According to Sec. 85 of the Act, preference shares are those shares on which there is preference right to claim dividend during the life time of the company, and to claim repayment of capital on the winding up.
The percentage of dividend is fixed in preference shares. The holders of preference shares get the fixed dividend before any dividend is paid to other classes of shareholders. At the time of winding up of the company, the preference shareholders can get back their capital before any other classes of shareholders can get back their money.
There are different types of preference shares according to the clause contained in the agreement at the time of their issue. The following are some important kinds of preference shares.
There are different classes of preference shares. They are as follows:
- Cumulative Preference Shares.
- Non-cumulative Preference Shares.
- Participating Preference Shares.
- Non-participating Preference Shares.
- Convertible Preference Shares.
- Non-convertible Preference Shares.
- Redeemable Preference Shares.
- Guaranteed Preference Shares.
Shares which have the right of dividend of a company even in those years in which it makes no profit are called cumulative preference share. The company must pay the unpaid dividends on preference shares before the payment of dividends to equity shareholders.
If in any gear the company does not earn adequate profit, dividends on preference shares may not be paid for that year. In case of cumulative preference shares, such unpaid dividend is treated as arrears. The arrears will accumulate and they will be payable out of the profits of the subsequent years. Dividend on other classes of shares can be paid only after the payment of such arrears. If the Articles are silent, all preference shares are assumed to be cumulative preference shares.
Non-cumulative preference shares are in contrast to Cumulative preference shares. Non-cumulative dividends do not accumulate if they are not paid when due.
The dividend on these shares are payable only out of the profits of the current year. If in any year the company does not earn adequate profit, the holders get no dividend or partial dividend. In that case, the unpaid dividend will not be carried forward to subsequent years. The holder cannot claim arrears of dividend.
The holders of Participating preference share receive stipulated rate of dividend and also participate in the additional earnings of the company along with the equity shareholders.
During the lifetime of the company in addition to the fixed dividend, the shareholders of this kind of shares have a right to participate in the surplus of profits, which remains after payment to the equity shareholders. At the time of winding up in addition to their shares, the shareholders have a right to participate in the surplus of assets, which remains after payment to the equity shareholders. The surplus will be distributed between the participating preference shareholders and equity shareholders in an agreed ratio.
In practice, most preference shares are non-participating in nature. It means that preference shareholders receive only stated dividend and no more. This is based on the fact that the preference shareholders surrender their claim to extra earnings in lieu of their right to receive the stated dividend.

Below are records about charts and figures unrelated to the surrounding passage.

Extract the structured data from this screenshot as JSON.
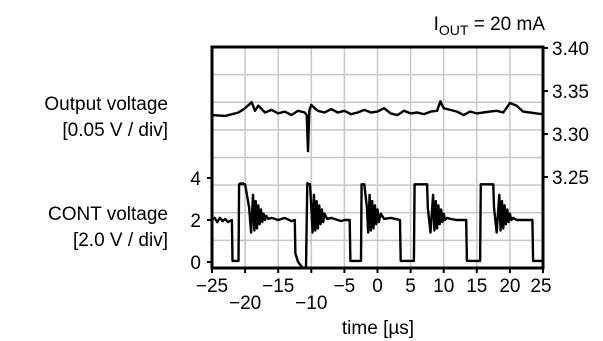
{
  "chart_data": {
    "type": "line",
    "title": "",
    "annotation": {
      "main": "I",
      "sub": "OUT",
      "rest": " = 20 mA"
    },
    "x_axis": {
      "label": "time [µs]",
      "range": [
        -25,
        25
      ],
      "ticks": [
        "−25",
        "−20",
        "−15",
        "−10",
        "−5",
        "0",
        "5",
        "10",
        "15",
        "20",
        "25"
      ]
    },
    "left_axis": {
      "ticks": [
        "0",
        "2",
        "4"
      ],
      "channel_labels": [
        {
          "name": "Output voltage",
          "scale": "[0.05 V / div]"
        },
        {
          "name": "CONT voltage",
          "scale": "[2.0 V / div]"
        }
      ]
    },
    "right_axis": {
      "ticks": [
        "3.25",
        "3.30",
        "3.35",
        "3.40"
      ],
      "range": [
        3.25,
        3.4
      ]
    },
    "grid": true,
    "series": [
      {
        "name": "Output voltage",
        "axis": "right",
        "x": [
          -25,
          -23,
          -21,
          -20,
          -19,
          -18.5,
          -18,
          -17,
          -16,
          -15,
          -14,
          -13,
          -12,
          -11,
          -10.7,
          -10.5,
          -10.3,
          -10,
          -9.5,
          -9,
          -8,
          -7,
          -6,
          -5,
          -4,
          -3,
          -2,
          -1,
          0,
          1,
          2,
          3,
          4,
          5,
          6,
          7,
          8,
          9,
          9.5,
          10,
          11,
          12,
          13,
          14,
          15,
          16,
          17,
          18,
          19,
          20,
          21,
          22,
          23,
          24,
          25
        ],
        "y": [
          3.322,
          3.321,
          3.325,
          3.33,
          3.337,
          3.327,
          3.333,
          3.325,
          3.328,
          3.324,
          3.326,
          3.322,
          3.327,
          3.325,
          3.322,
          3.28,
          3.327,
          3.334,
          3.33,
          3.327,
          3.325,
          3.329,
          3.325,
          3.327,
          3.323,
          3.325,
          3.328,
          3.325,
          3.326,
          3.33,
          3.324,
          3.322,
          3.327,
          3.324,
          3.325,
          3.323,
          3.326,
          3.327,
          3.338,
          3.33,
          3.328,
          3.326,
          3.322,
          3.326,
          3.324,
          3.325,
          3.326,
          3.327,
          3.325,
          3.336,
          3.333,
          3.326,
          3.325,
          3.324,
          3.323
        ]
      },
      {
        "name": "CONT voltage",
        "axis": "left",
        "x": [
          -25,
          -24.6,
          -24.2,
          -23.8,
          -23.4,
          -23,
          -22.6,
          -22,
          -21.9,
          -21.5,
          -21,
          -20.9,
          -20.7,
          -20.5,
          -20.3,
          -20.2,
          -20,
          -19.4,
          -19.1,
          -18.8,
          -18.6,
          -18.4,
          -18.2,
          -18,
          -17.8,
          -17.6,
          -17.4,
          -17.2,
          -17,
          -16.8,
          -16.5,
          -16,
          -15,
          -14,
          -13,
          -12.5,
          -12.4,
          -12,
          -11.5,
          -11.2,
          -10.8,
          -10.6,
          -10.2,
          -10,
          -9.8,
          -9.6,
          -9.4,
          -9.2,
          -9,
          -8.8,
          -8.6,
          -8.4,
          -8.2,
          -8,
          -7.6,
          -7,
          -6,
          -5.5,
          -5,
          -4.2,
          -4.1,
          -3.5,
          -2.5,
          -2.4,
          -2,
          -1.6,
          -1.4,
          -1.2,
          -1,
          -0.8,
          -0.6,
          -0.4,
          -0.2,
          0,
          0.2,
          0.5,
          1,
          2,
          3.4,
          3.5,
          4.5,
          5.5,
          5.6,
          6.5,
          7.5,
          7.6,
          8,
          8.4,
          8.6,
          8.8,
          9,
          9.2,
          9.4,
          9.6,
          9.8,
          10,
          10.2,
          10.5,
          11,
          12,
          13.4,
          13.5,
          14.5,
          15.5,
          15.6,
          16.5,
          17.5,
          17.6,
          18,
          18.4,
          18.6,
          18.8,
          19,
          19.2,
          19.4,
          19.6,
          19.8,
          20,
          20.2,
          20.5,
          21,
          22,
          23.4,
          23.5,
          24,
          24.5,
          25
        ],
        "y": [
          2.0,
          2.1,
          1.9,
          2.1,
          1.95,
          2.05,
          1.9,
          2.0,
          0.05,
          0.05,
          0.05,
          3.7,
          3.75,
          3.7,
          3.75,
          3.7,
          3.7,
          2.6,
          1.4,
          3.2,
          1.5,
          2.9,
          1.6,
          2.7,
          1.8,
          2.5,
          1.9,
          2.3,
          2.0,
          2.2,
          2.05,
          2.1,
          2.0,
          2.1,
          1.95,
          2.0,
          0.4,
          0.0,
          -0.2,
          -0.3,
          -0.3,
          3.75,
          3.7,
          2.6,
          1.4,
          3.2,
          1.5,
          2.9,
          1.6,
          2.7,
          1.8,
          2.5,
          1.9,
          2.3,
          2.05,
          2.1,
          2.0,
          1.95,
          2.0,
          2.0,
          0.05,
          0.05,
          0.05,
          3.7,
          3.7,
          2.6,
          1.4,
          3.2,
          1.5,
          2.9,
          1.6,
          2.7,
          1.8,
          2.5,
          1.9,
          2.3,
          2.05,
          2.1,
          2.0,
          0.05,
          0.05,
          0.05,
          3.7,
          3.7,
          3.7,
          2.6,
          1.4,
          3.2,
          1.5,
          2.9,
          1.6,
          2.7,
          1.8,
          2.5,
          1.9,
          2.3,
          2.0,
          2.1,
          2.05,
          2.0,
          2.0,
          0.05,
          0.05,
          0.05,
          3.7,
          3.7,
          3.7,
          2.6,
          1.4,
          3.2,
          1.5,
          2.9,
          1.6,
          2.7,
          1.8,
          2.5,
          1.9,
          2.3,
          2.0,
          2.1,
          2.0,
          2.0,
          2.0,
          0.05,
          0.05,
          0.05,
          0.05
        ]
      }
    ]
  }
}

The holders of non-participating preference shares have no right either to participate in the surplus of profits, which remains after payment to equity shareholders (during the lifetime) or to participate in the surplus of assets, which remains after payment to equity shareholders (at the time of winding up).
If the Articles are silent, all preference shares are treated as nonparticipating preference shares.
According to Sec. 80 of the Companies Act, the preference shares, which can be redeemed after a specified period or at the discretion of the company, are called redeemable preference shares.
Non-redeemable preference share is permanent in nature and its shareholding is continuous till the company goes into liquidation. In this sense, the preference share resembles the equity share. So, in order to attract the investor, a clause is included in the agreement for redeeming the preference share after the expiry of a specified period.
The redemption of preference share is advantageous for the company. It acts as a hedge against inflation. When the money rate declines, the company may redeem the shares and refinance it at a lower dividend rate.
Redeemable preference shares are also called, at the option of the company. If this call is exercised by the company, the investor must find alternative form of investment for investing the sum he gets on the retirement of the shares. Investment in equity share is more profitable than that of preference share.
Preference share holders do not participate, in the extra earnings of the company, except in the case of participating preference shares.
Convertible preference shares are those which are converted into equity shares at a specified rate on the expiry of a stated period. The holders of this kind of shares have a right to convert their shares into equity shares within a specified period.
For example, a 100 Rupee preference share may become convertible into 10 equity shares of Rs.10 each.
Convertible preference share may also have cumulative or participating rights. This kind of preferred stock is ideal from the view point of the investor. Non-convertible preference shares are not converted into equity stock. Non-convertible preference shares may also be redeemable.
The holders of this kind of shares have no right to convert their preference shares into equity shares.